State Bank of India (SBI) recently raised a significant amount of money by selling bonds to investors. They issued bonds worth Rs 7,500 crore – that’s a lot of money! These bonds are a way for SBI to borrow money for a specific purpose, and investors get paid interest for holding them.

Key Points

  • SBI raised Rs 7,500 crore through new bonds.
  • Bonds are unsecured and fully paid-up.
  • Interest paid annually at 6.93% until 2035.
  • Bonds listed on BSE and NSE, starting October 2025.
  • Redemption scheduled for October 20, 2035.
  • SBI’s profit increased 12.48% compared to last year.

These bonds have some important details. Each bond costs Rs 1 crore and pays out interest every year. Importantly, SBI has the option to buy back the bonds after five years, meaning they can take them back from investors.
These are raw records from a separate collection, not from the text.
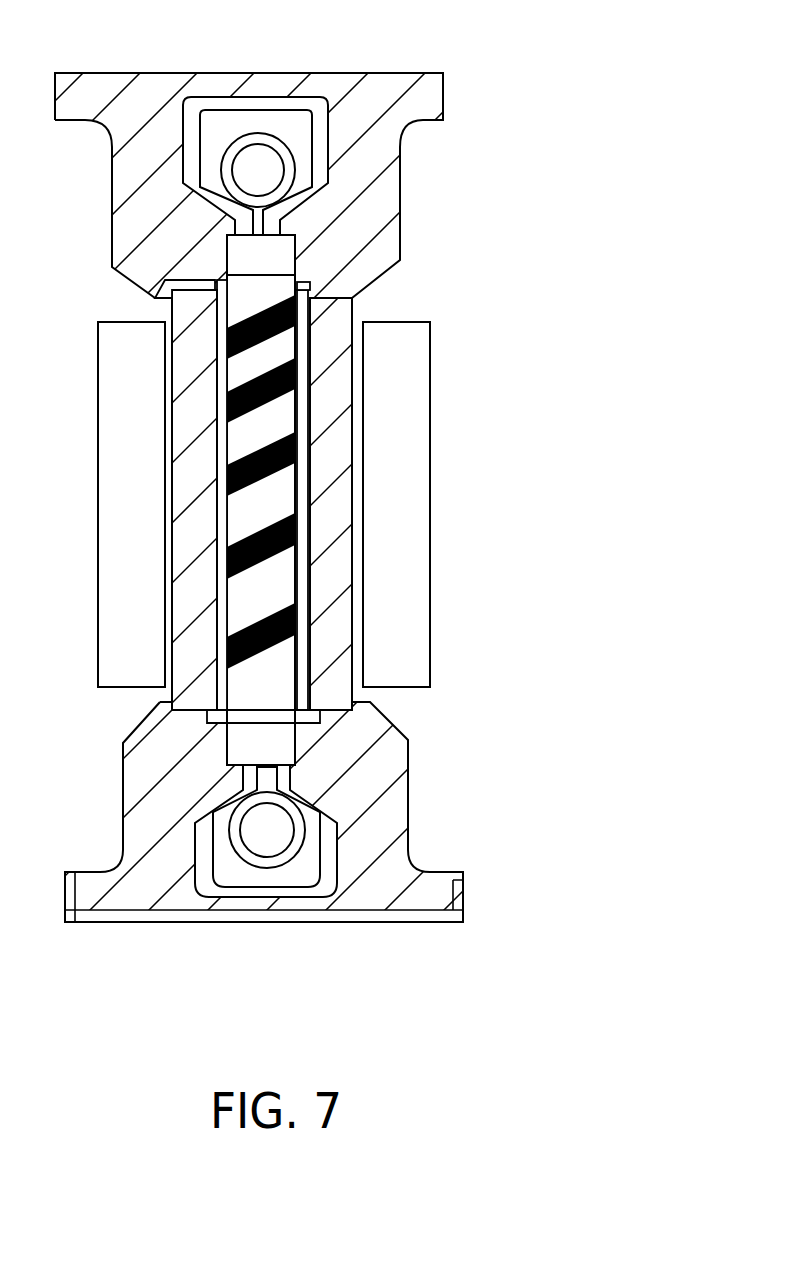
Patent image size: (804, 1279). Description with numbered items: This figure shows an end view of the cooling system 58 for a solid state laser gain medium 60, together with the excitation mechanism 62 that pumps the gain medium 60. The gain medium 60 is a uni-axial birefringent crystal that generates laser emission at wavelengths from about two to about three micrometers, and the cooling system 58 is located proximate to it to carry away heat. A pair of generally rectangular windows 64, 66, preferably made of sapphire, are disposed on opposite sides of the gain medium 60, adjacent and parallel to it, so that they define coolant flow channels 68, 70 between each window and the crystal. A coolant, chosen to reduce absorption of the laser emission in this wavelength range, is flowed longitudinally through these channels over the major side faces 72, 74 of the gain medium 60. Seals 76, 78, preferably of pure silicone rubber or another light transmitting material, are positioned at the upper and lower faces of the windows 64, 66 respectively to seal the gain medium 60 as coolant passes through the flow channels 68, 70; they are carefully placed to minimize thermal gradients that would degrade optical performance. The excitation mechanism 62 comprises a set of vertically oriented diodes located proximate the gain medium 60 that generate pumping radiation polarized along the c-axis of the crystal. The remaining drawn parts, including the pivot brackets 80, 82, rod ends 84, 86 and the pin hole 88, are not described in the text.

The cooling system 58 is at (365, 1033).
The solid state gain medium 60 is at (257, 597).
The excitation mechanism 62 is at (390, 322).
The window 64 is at (335, 370).
The window 66 is at (192, 353).
The coolant flow channel 68 is at (300, 385).
The coolant flow channel 70 is at (240, 370).
The major side face 72 is at (277, 423).
The major side face 74 is at (227, 410).
The seal 76 is at (215, 278).
The seal 78 is at (213, 723).
The upper pivot bracket 80 is at (307, 99).
The lower pivot bracket 82 is at (245, 897).
The rod upper end 84 is at (257, 277).
The rod lower end 86 is at (257, 723).
The pivot pin hole 88 is at (267, 833).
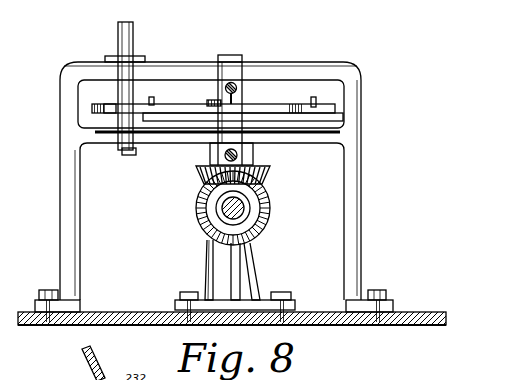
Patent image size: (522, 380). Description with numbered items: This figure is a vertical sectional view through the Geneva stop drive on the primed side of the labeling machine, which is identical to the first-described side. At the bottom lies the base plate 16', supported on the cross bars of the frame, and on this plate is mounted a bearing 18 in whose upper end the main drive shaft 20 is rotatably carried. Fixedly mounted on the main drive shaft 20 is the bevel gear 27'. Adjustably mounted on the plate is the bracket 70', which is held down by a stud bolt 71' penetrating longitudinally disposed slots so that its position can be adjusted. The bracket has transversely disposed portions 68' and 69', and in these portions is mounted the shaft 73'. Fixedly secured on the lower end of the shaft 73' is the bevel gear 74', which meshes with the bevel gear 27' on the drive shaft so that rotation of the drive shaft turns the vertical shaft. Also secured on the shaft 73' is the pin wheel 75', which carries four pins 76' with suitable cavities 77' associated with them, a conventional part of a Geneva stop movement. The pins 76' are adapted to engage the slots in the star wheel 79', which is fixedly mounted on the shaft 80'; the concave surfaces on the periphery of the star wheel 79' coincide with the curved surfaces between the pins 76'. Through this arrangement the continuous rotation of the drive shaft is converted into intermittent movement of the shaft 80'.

The base plate 16' is at (234, 305).
The bearing 18 is at (255, 262).
The main drive shaft 20 is at (250, 204).
The bevel gear 27' is at (246, 205).
The transversely disposed portion of bracket 68' is at (210, 170).
The transversely disposed portion of bracket 69' is at (212, 151).
The bracket 70' is at (227, 190).
The stud bolt 71' is at (213, 292).
The shaft 73' is at (236, 99).
The bevel gear 74' is at (251, 154).
The pin wheel 75' is at (217, 100).
The pins 76' is at (245, 98).
The cavities 77' is at (221, 94).
The star wheel 79' is at (100, 99).
The shaft 80' is at (135, 92).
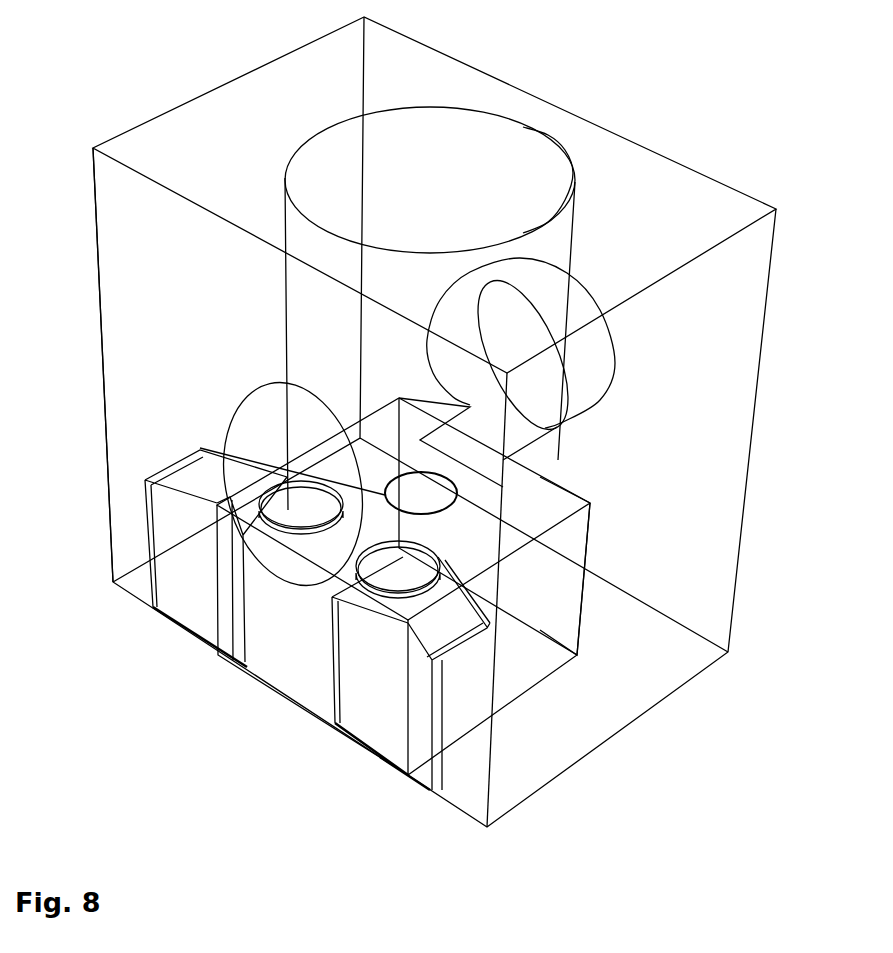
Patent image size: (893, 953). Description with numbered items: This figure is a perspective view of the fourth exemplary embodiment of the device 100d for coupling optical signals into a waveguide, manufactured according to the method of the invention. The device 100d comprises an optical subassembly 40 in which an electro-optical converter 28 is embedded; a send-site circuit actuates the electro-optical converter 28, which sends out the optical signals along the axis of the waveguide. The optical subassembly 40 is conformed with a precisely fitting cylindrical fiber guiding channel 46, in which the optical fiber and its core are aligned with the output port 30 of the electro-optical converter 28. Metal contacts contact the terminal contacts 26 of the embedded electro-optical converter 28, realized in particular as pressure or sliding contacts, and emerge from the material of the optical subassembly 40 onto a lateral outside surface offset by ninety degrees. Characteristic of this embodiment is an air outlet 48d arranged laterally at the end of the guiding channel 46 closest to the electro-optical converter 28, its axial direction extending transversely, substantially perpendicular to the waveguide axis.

The device for coupling optical signals into a waveguide 100d is at (115, 32).
The cylindrical fiber guiding channel 46 is at (435, 222).
The optical subassembly 40 is at (210, 353).
The air outlet 48d is at (230, 423).
The output port 30 is at (440, 493).
The electro-optical converter 28 is at (550, 623).
The terminal contacts 26 is at (378, 666).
The bonds will be traded on the Bombay Stock Exchange (BSE) and the National Stock Exchange of India (NSE), making them easier for people to buy and sell.

SBI is a major bank in India and reported strong profits. The bank’s net profit grew by 12.48% compared to the previous year, showing good financial health. However, their interest income (the money they make from lending money) saw a slight dip.

The stock price of SBI increased by a small amount, rising to Rs 907.60 on the BSE. This shows that investors have confidence in SBI’s future performance. The overall financial situation suggests a stable and growing institution.

Financial decisions like this demonstrate SBI’s commitment to securing its financial future.